The words are jumbled and frustration has set in. Dyslexia is not a learning disability, according to Paola Vermeer, it's a learning difference.
"It only becomes a disability because of the way things are taught in the classroom. In the real world, it's not a disability. In fact, a lot of these are abilities. It's a gift," says Vermeer.
Vermeer is starting a program called W.I.L.D. - wisdom inspired by learning differences.
"The goal of W.I.L.D. is to pair up college students with learning differences with elementary and middle school students that have similar difficulties," said Vermeer.
Sam Vermeer, Paola's son, has dyslexia. He says writing and reading are his learning challenges. So, he uses things like clay to make three-dimensional letters.
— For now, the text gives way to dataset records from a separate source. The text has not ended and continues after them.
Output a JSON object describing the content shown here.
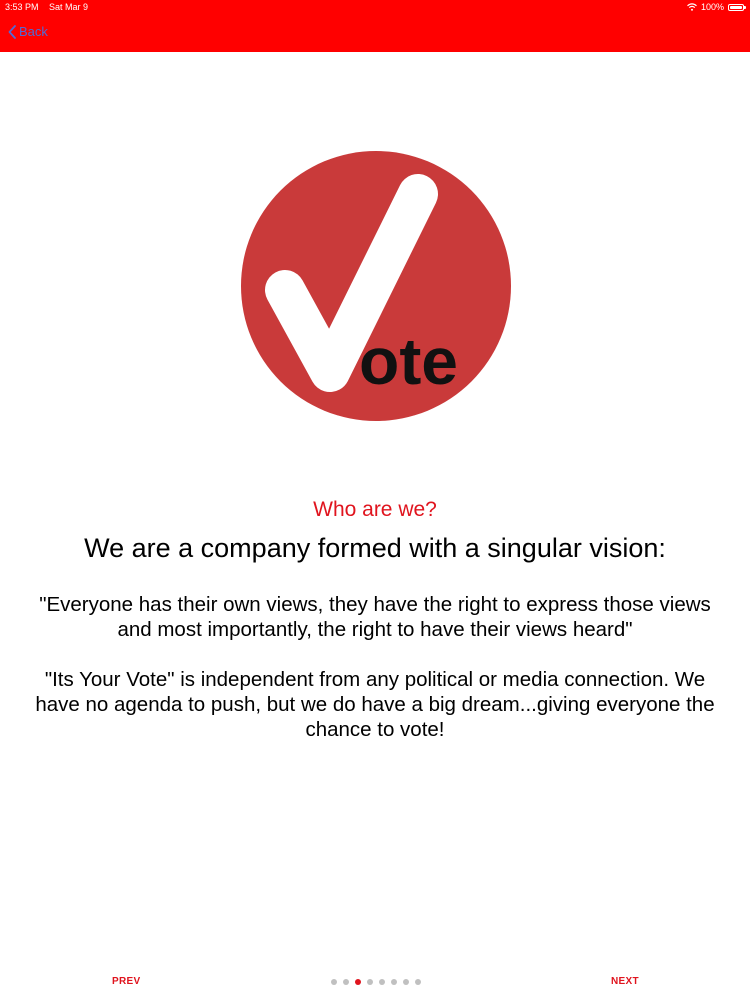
{
  "status_bar": {
    "time": "3:53 PM",
    "date": "Sat Mar 9",
    "battery_text": "100%",
    "battery_level": 1.0
  },
  "nav": {
    "back_label": "Back"
  },
  "logo": {
    "text": "ote"
  },
  "content": {
    "subtitle": "Who are we?",
    "headline": "We are a company formed with a singular vision:",
    "quote": "\"Everyone has their own views, they have the right to express those views and most importantly, the right to have their views heard\"",
    "paragraph": "\"Its Your Vote\" is independent from any political or media connection. We have no agenda to push,  but we do have a big dream...giving everyone the chance to vote!"
  },
  "pager": {
    "prev_label": "PREV",
    "next_label": "NEXT",
    "page_count": 8,
    "current_page": 3
  },
  "colors": {
    "nav_bar": "#ff0000",
    "accent": "#e0141e",
    "logo_circle": "#c93a3a",
    "back_link": "#4f6bd8"
  }
}
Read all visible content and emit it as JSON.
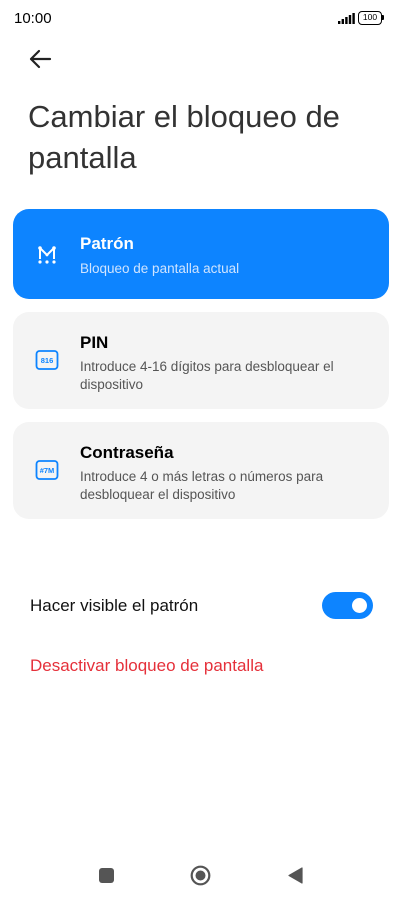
{
  "status_bar": {
    "time": "10:00",
    "battery": "100",
    "signal_icon": "signal-icon",
    "battery_icon": "battery-icon"
  },
  "header": {
    "back_icon": "back-arrow-icon",
    "title": "Cambiar el bloqueo de pantalla"
  },
  "options": [
    {
      "icon": "pattern-icon",
      "title": "Patrón",
      "description": "Bloqueo de pantalla actual",
      "selected": true
    },
    {
      "icon": "pin-icon",
      "icon_text": "816",
      "title": "PIN",
      "description": "Introduce 4-16 dígitos para desbloquear el dispositivo",
      "selected": false
    },
    {
      "icon": "password-icon",
      "icon_text": "#7M",
      "title": "Contraseña",
      "description": "Introduce 4 o más letras o números para desbloquear el dispositivo",
      "selected": false
    }
  ],
  "visible_pattern": {
    "label": "Hacer visible el patrón",
    "enabled": true
  },
  "disable_lock": {
    "label": "Desactivar bloqueo de pantalla"
  },
  "nav_bar": {
    "recents_icon": "square-icon",
    "home_icon": "home-circle-icon",
    "back_icon": "back-triangle-icon"
  },
  "colors": {
    "accent": "#0d84ff",
    "danger": "#e5303a",
    "card_bg": "#f4f4f4"
  }
}
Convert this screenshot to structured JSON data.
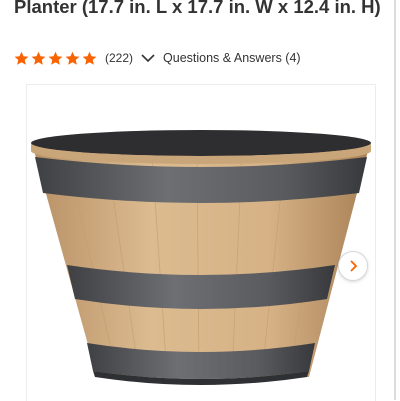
{
  "product": {
    "title": "Planter (17.7 in. L x 17.7 in. W x 12.4 in. H)",
    "rating_stars": 5,
    "review_count": "(222)",
    "qa_label": "Questions & Answers (4)"
  },
  "colors": {
    "star": "#f96302",
    "text": "#333333",
    "wood_light": "#d9b88c",
    "wood_dark": "#b08a5f",
    "band": "#55565a"
  },
  "icons": {
    "star": "star-icon",
    "chevron": "chevron-down-icon",
    "next": "chevron-right-icon"
  }
}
"It helps to train my left side of my brain, so that I can read better, like smoothly," said Sam.
Because the Sioux Falls School District doesn't allow distribution of a program like W.I.L.D., the Vermeer's are going through local learning and tutoring centers as well as the University of Sioux Falls and National American University.
"The mentee views the mentor as a model for success. Right? Here's a person that has a very similar challenge or challenges I'm dealing with now in elementary school and they made it to college," said Vermeer.
She says students with learning differences are often idea driven, and thus critical to our society.
"If we can just get them through school, these kids will be successful. There is no doubt about that."